Анджела обхватила себя руками и оглянулась на дом, словно ожидая, что на этот вопрос ответит кто-то другой.
— Мама?
Анджела вздохнула.
— Все идет так, как надо. Этого хочет Фрэнки. И Майк тоже.
— В этом деле мои братья не имеют права голоса. Ты единственная, кому решать.
— Он так и не подписал документы о разводе, Джейн. Мы все еще женаты, а это что-то, да значит. Значит, он никогда не переставал верить в нас.
— Это значит, что он хотел и рыбку съесть, и в пруд не лезть.
— Он твой отец.
— Да, и я люблю его. Но тебя я тоже люблю, и ты не кажешься счастливой.
Стоя на тенистой подъездной дорожке, она увидела, как ее мать пытается выдавить из себя отважную улыбку.
— Мы семья. Я справлюсь.
— А как же Винс?
Одно лишь упоминание имени Корсака в мгновение искривило улыбку матери. Она зажала руками рот и отвернулась.
— О, Боже. Боже мой….
Когда она начала всхлипывать, Джейн отняла ее руки от лица.
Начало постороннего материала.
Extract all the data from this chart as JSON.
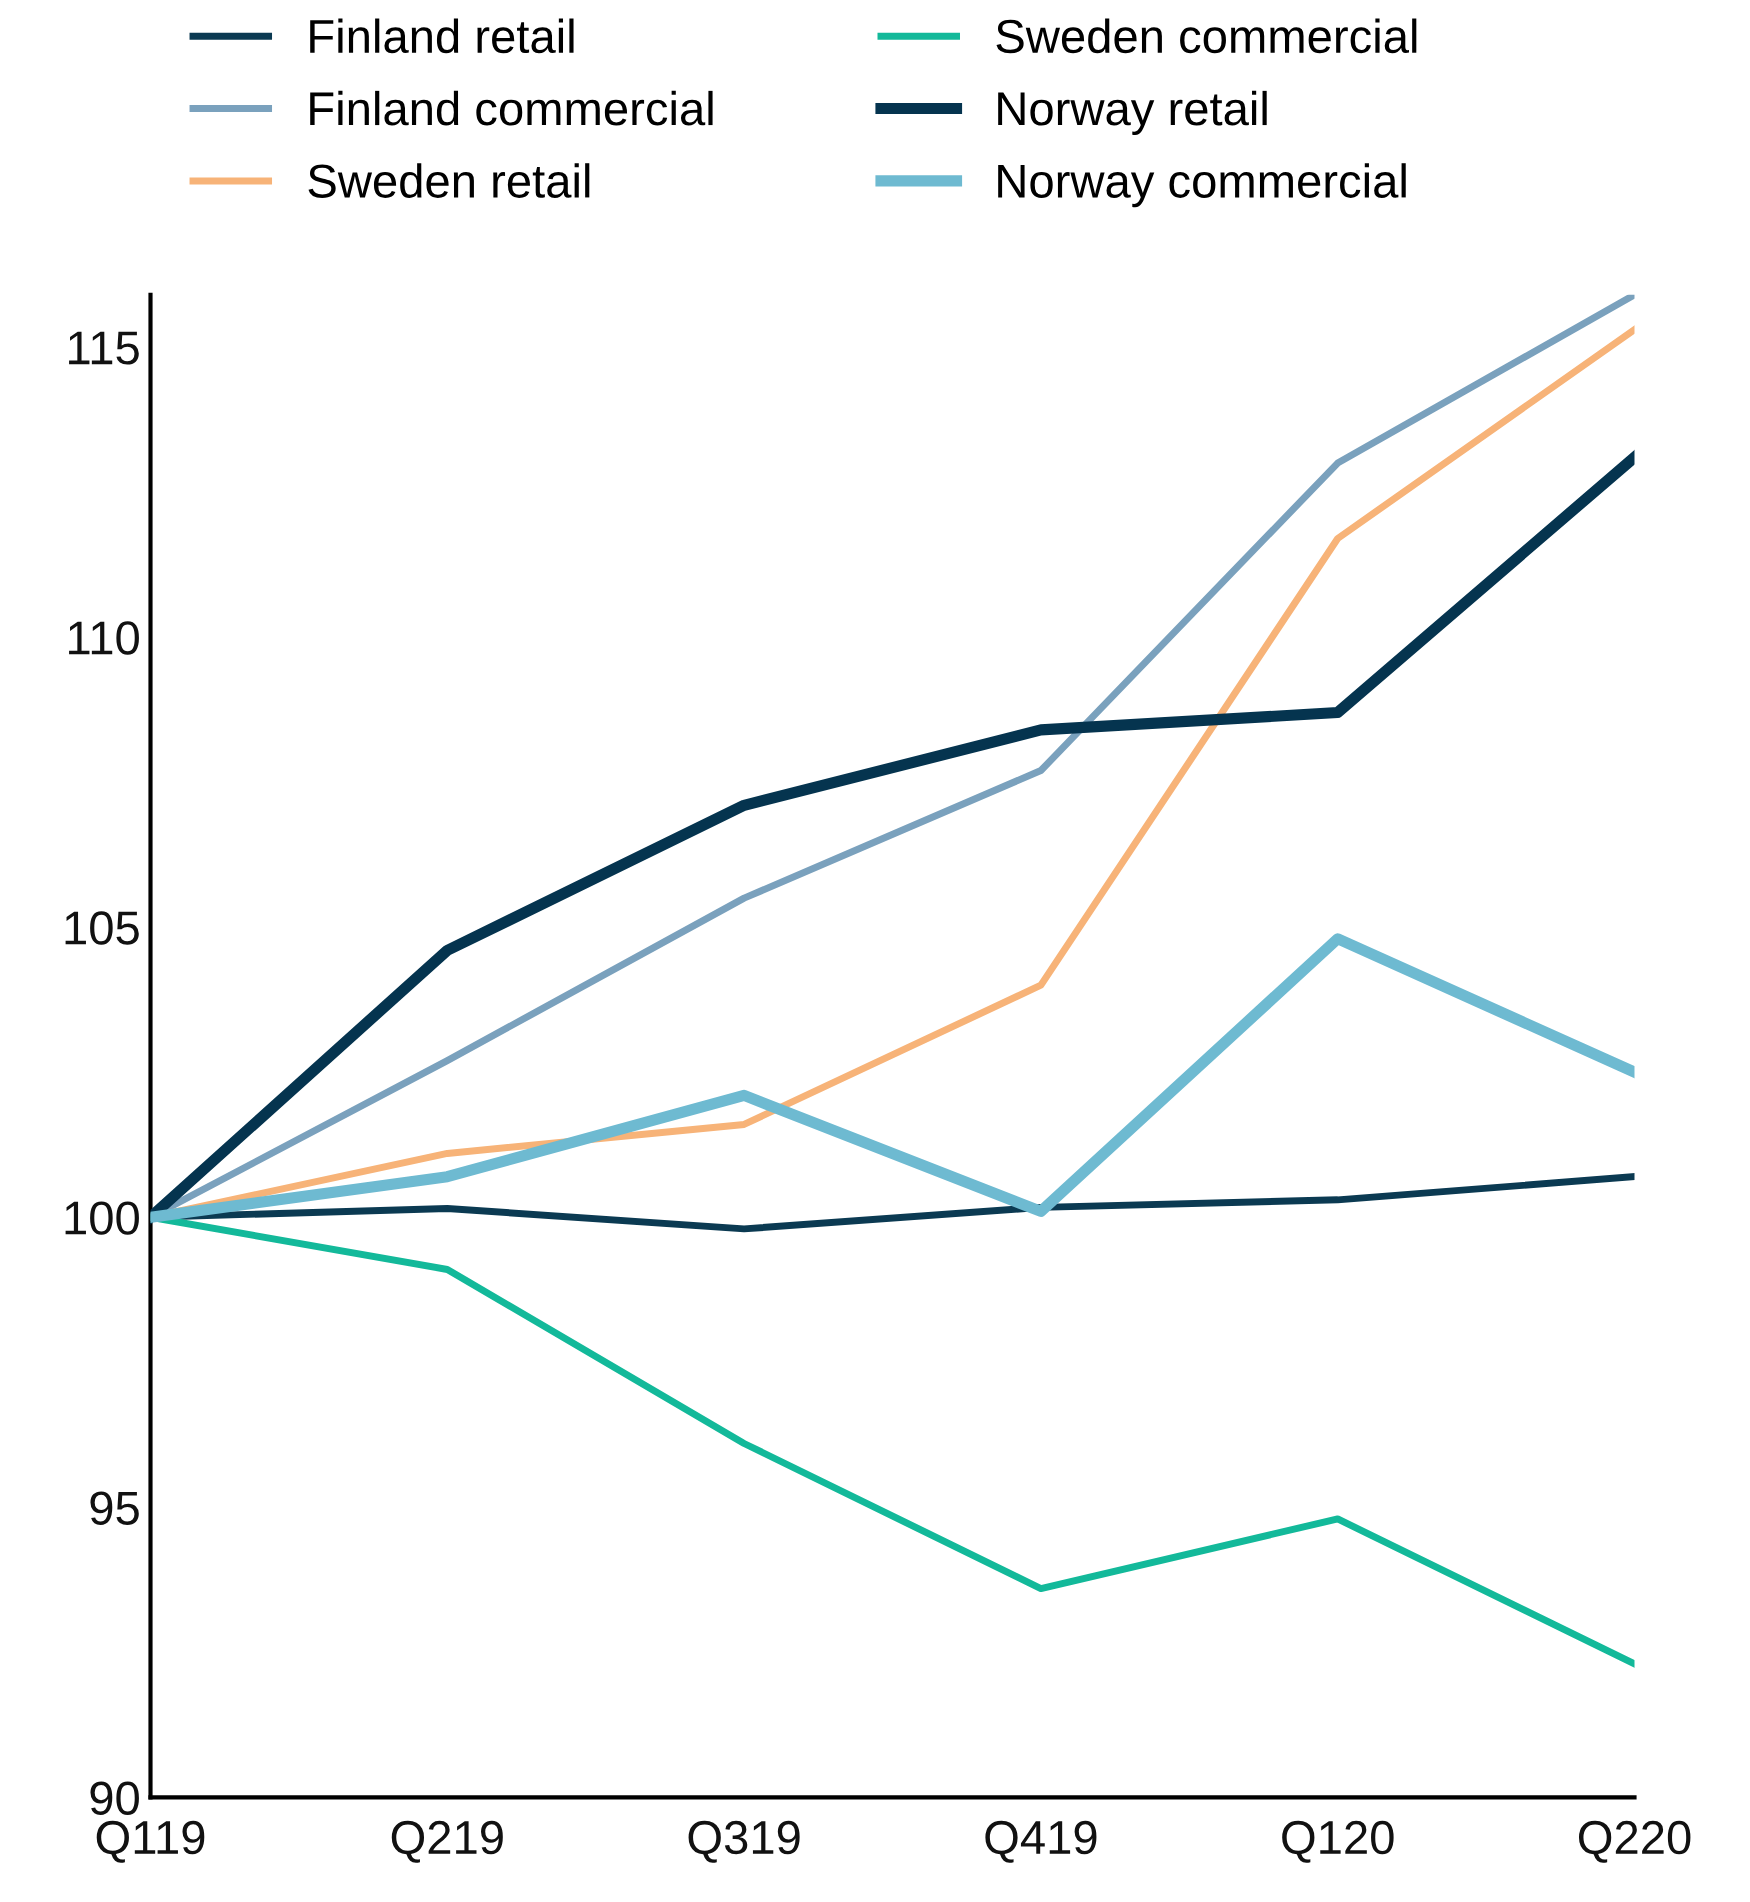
{
  "chart_data": {
    "type": "line",
    "categories": [
      "Q119",
      "Q219",
      "Q319",
      "Q419",
      "Q120",
      "Q220"
    ],
    "series": [
      {
        "name": "Finland retail",
        "color": "#0b3a52",
        "values": [
          100,
          100.15,
          99.8,
          100.17,
          100.3,
          100.7
        ]
      },
      {
        "name": "Finland commercial",
        "color": "#7aa1bd",
        "values": [
          100,
          102.7,
          105.5,
          107.7,
          113.0,
          115.9
        ]
      },
      {
        "name": "Sweden retail",
        "color": "#f7b378",
        "values": [
          100,
          101.1,
          101.6,
          104.0,
          111.7,
          115.3
        ]
      },
      {
        "name": "Sweden commercial",
        "color": "#13b99a",
        "values": [
          100,
          99.1,
          96.1,
          93.6,
          94.8,
          92.3
        ]
      },
      {
        "name": "Norway retail",
        "color": "#05344f",
        "values": [
          100,
          104.6,
          107.1,
          108.4,
          108.7,
          113.1
        ]
      },
      {
        "name": "Norway commercial",
        "color": "#6ebad1",
        "values": [
          100,
          100.7,
          102.1,
          100.1,
          104.8,
          102.5
        ]
      }
    ],
    "ylim": [
      90,
      115.9
    ],
    "yticks": [
      90,
      95,
      100,
      105,
      110,
      115
    ],
    "grid": false,
    "legend": "top",
    "marker": "none",
    "line_style": "solid"
  }
}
— Я скучаю по нему, — призналась Анджела. — Я скучаю по нему каждый день. Он не заслуживает этого.
— Ты ведь любишь Винса?
— Да!
— А папу ты любишь?
Анджела заколебалась.
— Да, конечно.
Но настоящий ответ прозвучал в этой паузе, в тех молчаливых секундах, перед тем как она смогла опровергнуть то, что ее сердце уже знало. Она отстранилась от Джейн, сделала глубокий вдох и выпрямилась.
— Не переживай за меня. Все будет замечательно. А теперь отправляйся домой и уложи эту девочку в постель, хорошо?
Джейн наблюдала за тем, как ее мать идет обратно в дом. Через окно она увидела Анджелу, садящуюся на диван в гостиной напротив Фрэнка, до сих пор восседавшего в своем кресле. «Так же, как и в прежние времена, — подумала Джейн. — Мама в своем углу. Папа в своем».